Dr Jane Morris, vice-chair elect of the Royal College of Psychiatrists in Scotland, believes most Scots will have some worries and concerns as lockdown lifts, and advises exercising understanding as we slowly re-enter social settings.

“All of us will have some sort of anxiety, because there are so many things that we’re still not absolutely sure about – there’s an awful lot of confusion and muddle, and fear of doing things wrong,” explained Dr Morris.

“There’s also a lot of fear about how other people are going to behave, too, because we’re already seeing some people in the community rather jumping the gun. It’s absolutely normal to feel a sense of anxiety. Any change is always stress-provoking.”

For anyone feeling anxious or stressed, Dr Morris recommends talking about your fears, and taking the transition slowly.

She said: “One tip is to make sure you forgive yourself, and you don’t put ‘shoulds’ and expectations upon yourself. There’s no need to feel ashamed of feeling anxious.

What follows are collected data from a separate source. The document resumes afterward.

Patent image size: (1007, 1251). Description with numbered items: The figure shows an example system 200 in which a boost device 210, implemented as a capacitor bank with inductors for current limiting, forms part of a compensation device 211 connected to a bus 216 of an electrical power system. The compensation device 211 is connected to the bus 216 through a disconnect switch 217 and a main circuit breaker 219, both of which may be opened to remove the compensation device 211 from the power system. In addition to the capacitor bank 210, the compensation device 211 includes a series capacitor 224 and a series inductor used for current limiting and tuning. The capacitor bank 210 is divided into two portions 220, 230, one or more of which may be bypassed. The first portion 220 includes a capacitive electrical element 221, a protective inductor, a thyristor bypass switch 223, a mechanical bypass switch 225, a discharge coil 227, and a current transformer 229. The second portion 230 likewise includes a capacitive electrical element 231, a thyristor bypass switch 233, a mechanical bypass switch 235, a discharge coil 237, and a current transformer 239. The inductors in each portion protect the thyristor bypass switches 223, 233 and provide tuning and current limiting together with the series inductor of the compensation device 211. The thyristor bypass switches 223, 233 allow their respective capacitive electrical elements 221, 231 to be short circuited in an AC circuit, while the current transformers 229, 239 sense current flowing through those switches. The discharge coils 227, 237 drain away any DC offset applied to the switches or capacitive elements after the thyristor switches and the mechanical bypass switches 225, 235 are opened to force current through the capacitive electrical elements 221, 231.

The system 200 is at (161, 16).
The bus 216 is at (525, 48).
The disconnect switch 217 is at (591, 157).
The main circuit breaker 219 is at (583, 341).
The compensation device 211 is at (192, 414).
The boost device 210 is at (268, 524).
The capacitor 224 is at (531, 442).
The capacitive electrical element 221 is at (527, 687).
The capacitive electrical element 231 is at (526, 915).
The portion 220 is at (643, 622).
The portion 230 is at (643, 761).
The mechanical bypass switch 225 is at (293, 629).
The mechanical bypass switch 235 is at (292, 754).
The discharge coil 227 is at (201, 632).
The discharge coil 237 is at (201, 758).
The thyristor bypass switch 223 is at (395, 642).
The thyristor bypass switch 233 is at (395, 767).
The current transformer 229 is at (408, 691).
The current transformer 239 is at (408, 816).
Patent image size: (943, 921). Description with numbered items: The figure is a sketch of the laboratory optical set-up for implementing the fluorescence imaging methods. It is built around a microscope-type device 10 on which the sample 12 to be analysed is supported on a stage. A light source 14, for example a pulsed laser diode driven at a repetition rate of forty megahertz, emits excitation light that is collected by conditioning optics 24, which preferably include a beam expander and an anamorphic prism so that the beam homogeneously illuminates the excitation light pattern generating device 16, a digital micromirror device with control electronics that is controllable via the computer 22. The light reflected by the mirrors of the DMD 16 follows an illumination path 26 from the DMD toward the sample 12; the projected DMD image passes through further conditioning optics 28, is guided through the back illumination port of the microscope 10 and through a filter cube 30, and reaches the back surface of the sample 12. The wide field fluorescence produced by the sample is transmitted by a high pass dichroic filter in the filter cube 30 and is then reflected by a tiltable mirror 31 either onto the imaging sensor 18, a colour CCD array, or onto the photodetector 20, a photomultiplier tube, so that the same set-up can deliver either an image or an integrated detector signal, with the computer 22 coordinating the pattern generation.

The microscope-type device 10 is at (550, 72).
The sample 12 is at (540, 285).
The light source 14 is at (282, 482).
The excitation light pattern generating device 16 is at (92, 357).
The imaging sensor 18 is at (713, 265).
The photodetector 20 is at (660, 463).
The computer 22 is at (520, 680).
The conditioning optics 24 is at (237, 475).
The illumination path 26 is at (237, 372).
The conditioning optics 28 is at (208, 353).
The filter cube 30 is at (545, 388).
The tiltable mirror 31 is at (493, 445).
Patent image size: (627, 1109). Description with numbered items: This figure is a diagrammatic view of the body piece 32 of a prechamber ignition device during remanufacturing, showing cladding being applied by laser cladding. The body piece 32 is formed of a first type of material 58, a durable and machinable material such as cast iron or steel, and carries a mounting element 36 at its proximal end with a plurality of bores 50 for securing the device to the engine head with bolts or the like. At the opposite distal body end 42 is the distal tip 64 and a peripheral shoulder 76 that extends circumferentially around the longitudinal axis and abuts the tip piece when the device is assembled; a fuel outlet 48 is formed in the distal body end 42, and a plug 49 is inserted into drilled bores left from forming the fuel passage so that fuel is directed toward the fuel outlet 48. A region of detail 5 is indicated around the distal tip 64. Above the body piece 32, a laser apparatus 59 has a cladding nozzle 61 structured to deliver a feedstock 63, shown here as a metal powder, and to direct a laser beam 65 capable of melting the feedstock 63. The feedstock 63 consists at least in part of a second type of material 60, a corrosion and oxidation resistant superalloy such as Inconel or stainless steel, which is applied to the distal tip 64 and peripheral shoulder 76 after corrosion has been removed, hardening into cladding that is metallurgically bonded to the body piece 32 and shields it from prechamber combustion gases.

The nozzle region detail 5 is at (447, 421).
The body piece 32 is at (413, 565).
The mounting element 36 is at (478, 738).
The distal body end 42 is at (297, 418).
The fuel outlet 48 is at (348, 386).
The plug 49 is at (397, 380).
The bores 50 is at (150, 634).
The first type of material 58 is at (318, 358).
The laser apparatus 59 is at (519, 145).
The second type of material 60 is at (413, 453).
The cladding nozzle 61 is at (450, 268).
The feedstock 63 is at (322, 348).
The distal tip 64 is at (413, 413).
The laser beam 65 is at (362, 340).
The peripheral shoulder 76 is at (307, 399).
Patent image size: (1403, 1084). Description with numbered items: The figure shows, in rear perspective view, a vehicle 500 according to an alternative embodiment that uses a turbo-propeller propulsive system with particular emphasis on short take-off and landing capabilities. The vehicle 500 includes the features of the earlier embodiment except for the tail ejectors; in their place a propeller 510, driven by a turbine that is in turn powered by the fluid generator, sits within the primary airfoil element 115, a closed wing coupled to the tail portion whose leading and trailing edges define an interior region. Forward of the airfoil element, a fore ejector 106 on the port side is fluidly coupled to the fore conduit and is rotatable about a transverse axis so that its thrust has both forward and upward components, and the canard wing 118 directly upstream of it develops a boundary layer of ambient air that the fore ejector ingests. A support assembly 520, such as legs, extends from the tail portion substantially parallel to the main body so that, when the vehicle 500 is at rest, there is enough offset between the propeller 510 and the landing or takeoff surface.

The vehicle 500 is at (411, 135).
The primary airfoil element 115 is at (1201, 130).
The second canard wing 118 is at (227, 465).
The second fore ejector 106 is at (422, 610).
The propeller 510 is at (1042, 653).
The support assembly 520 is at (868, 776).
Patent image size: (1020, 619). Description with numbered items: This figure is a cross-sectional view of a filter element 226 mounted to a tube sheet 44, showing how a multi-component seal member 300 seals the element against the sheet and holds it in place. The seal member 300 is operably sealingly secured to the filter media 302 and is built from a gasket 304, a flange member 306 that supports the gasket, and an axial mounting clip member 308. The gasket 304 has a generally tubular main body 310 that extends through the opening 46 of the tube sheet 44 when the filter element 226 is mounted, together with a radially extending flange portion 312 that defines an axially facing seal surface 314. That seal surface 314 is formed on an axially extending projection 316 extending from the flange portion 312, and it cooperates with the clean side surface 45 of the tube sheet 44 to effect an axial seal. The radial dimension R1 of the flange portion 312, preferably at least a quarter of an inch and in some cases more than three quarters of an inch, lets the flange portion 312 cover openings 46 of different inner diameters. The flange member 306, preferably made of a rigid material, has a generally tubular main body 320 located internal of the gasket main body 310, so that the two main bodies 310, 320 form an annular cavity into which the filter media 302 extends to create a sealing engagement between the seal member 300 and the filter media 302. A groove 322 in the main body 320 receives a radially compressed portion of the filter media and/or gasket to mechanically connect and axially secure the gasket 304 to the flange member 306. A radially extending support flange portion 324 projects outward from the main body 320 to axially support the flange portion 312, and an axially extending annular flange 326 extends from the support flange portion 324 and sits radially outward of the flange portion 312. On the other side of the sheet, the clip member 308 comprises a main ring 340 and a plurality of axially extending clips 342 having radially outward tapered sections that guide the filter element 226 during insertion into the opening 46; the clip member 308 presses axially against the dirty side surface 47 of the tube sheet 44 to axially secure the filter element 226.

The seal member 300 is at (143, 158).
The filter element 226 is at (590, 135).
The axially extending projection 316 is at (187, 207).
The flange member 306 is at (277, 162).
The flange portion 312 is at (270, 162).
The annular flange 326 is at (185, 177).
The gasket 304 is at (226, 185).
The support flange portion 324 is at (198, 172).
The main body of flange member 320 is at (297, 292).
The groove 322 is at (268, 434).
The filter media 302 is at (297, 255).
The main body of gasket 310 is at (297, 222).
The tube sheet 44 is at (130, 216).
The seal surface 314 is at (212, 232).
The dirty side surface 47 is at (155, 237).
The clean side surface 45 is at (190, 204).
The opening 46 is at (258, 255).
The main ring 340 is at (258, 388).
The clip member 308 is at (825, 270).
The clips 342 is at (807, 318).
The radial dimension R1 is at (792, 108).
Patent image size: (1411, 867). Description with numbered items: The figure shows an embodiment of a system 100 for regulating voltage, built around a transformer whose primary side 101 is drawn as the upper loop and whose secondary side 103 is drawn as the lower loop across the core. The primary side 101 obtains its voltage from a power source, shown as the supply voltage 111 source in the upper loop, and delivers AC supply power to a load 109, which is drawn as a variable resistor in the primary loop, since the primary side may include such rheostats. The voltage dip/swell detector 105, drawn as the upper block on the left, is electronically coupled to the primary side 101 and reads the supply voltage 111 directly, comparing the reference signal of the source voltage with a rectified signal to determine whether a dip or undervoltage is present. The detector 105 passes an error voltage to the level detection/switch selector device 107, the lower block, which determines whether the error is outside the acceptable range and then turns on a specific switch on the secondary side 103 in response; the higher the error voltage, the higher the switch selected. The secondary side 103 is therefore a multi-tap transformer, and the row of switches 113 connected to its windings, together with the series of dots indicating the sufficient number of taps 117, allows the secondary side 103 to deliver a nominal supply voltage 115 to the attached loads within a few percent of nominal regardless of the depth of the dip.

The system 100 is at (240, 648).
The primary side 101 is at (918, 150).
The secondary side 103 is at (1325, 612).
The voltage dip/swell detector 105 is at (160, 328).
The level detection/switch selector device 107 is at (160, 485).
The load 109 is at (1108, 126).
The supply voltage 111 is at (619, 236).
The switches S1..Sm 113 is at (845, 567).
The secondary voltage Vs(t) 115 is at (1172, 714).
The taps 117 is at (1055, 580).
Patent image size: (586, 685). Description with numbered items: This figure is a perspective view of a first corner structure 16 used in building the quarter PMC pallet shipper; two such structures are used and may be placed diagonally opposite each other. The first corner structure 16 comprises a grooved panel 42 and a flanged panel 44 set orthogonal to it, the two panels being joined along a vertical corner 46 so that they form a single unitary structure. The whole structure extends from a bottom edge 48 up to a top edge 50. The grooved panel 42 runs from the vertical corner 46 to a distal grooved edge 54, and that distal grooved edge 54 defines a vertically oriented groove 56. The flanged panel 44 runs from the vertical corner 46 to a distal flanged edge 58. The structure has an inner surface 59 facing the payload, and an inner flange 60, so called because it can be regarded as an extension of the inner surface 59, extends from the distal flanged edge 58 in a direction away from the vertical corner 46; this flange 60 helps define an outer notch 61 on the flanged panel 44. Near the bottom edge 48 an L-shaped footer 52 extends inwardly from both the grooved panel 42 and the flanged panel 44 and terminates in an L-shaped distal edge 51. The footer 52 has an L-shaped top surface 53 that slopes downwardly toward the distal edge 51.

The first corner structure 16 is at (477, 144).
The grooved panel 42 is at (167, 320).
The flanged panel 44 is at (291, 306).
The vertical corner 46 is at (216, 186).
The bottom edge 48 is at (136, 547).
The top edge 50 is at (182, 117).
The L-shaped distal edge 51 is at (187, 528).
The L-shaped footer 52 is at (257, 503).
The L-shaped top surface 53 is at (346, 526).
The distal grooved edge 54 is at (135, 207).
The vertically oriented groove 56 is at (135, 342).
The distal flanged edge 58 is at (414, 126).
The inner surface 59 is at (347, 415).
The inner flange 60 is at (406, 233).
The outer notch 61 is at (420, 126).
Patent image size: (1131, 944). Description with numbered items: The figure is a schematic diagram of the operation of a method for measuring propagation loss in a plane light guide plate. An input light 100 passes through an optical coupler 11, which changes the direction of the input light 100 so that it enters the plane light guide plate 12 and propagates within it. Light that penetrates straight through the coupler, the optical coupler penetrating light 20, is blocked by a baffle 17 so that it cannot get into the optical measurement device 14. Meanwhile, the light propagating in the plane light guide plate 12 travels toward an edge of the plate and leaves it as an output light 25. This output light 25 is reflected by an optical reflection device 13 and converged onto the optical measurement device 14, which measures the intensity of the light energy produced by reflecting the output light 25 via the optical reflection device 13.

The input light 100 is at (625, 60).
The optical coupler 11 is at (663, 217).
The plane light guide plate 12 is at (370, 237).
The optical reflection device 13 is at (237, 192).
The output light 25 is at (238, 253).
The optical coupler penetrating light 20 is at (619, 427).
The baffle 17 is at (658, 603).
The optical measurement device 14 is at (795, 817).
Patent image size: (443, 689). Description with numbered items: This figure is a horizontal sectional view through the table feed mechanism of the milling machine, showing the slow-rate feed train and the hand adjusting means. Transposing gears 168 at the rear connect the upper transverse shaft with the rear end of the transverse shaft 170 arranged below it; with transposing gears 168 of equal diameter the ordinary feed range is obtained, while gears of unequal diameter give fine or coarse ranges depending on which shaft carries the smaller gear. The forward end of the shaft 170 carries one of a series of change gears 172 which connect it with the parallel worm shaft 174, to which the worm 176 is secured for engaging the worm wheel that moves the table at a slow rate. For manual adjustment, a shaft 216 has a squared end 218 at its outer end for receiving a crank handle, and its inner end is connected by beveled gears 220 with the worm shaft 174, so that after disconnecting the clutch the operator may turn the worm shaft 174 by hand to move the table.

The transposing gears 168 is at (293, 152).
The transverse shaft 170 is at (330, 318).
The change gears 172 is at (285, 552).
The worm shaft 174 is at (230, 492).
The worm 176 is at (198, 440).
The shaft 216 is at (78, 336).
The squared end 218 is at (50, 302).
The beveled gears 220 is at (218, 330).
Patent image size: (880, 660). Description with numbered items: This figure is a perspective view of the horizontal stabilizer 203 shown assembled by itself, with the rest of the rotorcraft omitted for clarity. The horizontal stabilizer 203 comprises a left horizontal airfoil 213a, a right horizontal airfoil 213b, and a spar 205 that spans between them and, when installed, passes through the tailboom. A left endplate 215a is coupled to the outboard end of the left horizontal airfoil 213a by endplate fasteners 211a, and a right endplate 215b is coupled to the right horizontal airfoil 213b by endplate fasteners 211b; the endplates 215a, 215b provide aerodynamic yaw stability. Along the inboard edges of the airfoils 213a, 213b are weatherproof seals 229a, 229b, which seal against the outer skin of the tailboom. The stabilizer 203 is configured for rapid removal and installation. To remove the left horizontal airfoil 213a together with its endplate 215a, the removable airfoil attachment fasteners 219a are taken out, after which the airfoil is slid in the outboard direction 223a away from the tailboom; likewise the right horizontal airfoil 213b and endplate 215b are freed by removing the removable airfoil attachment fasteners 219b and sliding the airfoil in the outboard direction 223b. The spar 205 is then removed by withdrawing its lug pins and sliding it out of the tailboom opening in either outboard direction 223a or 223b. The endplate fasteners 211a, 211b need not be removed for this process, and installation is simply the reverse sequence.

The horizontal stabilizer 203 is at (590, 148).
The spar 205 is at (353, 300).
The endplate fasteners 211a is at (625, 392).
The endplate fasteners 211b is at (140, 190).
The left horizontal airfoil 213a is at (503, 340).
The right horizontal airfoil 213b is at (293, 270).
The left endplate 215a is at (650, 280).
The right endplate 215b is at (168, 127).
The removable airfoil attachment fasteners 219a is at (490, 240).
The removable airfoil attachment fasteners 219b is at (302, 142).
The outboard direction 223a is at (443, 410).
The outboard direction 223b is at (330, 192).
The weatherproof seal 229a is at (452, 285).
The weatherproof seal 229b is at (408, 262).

“I would also recommend practising communication skills – even if you need to role-play with a friend or family member – to work out ways to turn down invitations that you don’t quite feel ready for, while still being appreciative.

“And, lastly, actually communicate your anxiety. Say things like, ‘I’ve been through a tough time, I’m finding it quite challenging to think about returning to the outside world, and can I ask you to be patient?’”

As the rules around social distancing are also relaxed – Level 0 sees the two metre rule reduce to one metre in all indoor public settings and outdoors – there could also be tricky etiquette issues to navigate.

To hug or not to hug, that is the question. And for those who are nervous about how to greet acquaintances in a post-lockdown world, etiquette expert Paul Russell has some top advice.

“The best course of action when meeting someone new and being unsure of their preference for physical contact is to be amusing and self-deprecating about it,” explained Paul, who is managing director of training company, Luxury Academy.

“Say something like, ‘Do you know, I always forget, can we shake hands now or has that rule changed again?’

“Then you can wait for the answer and ascertain what their preference is. The best way to deal with any potential awkwardness or social faux pas is to address it with good humour, manners and empathy, just as you would have negotiated similar situations pre-pandemic.”

Dr Morris admits the power of touch has been lost while communication has transitioned online, and says we now don’t have to rely on such close connections as hugs to show we care.

She said: “The power of touch doesn’t have to be a hug – sometimes a hand on a shoulder or shaking hands when you meet somebody is very powerful indeed.”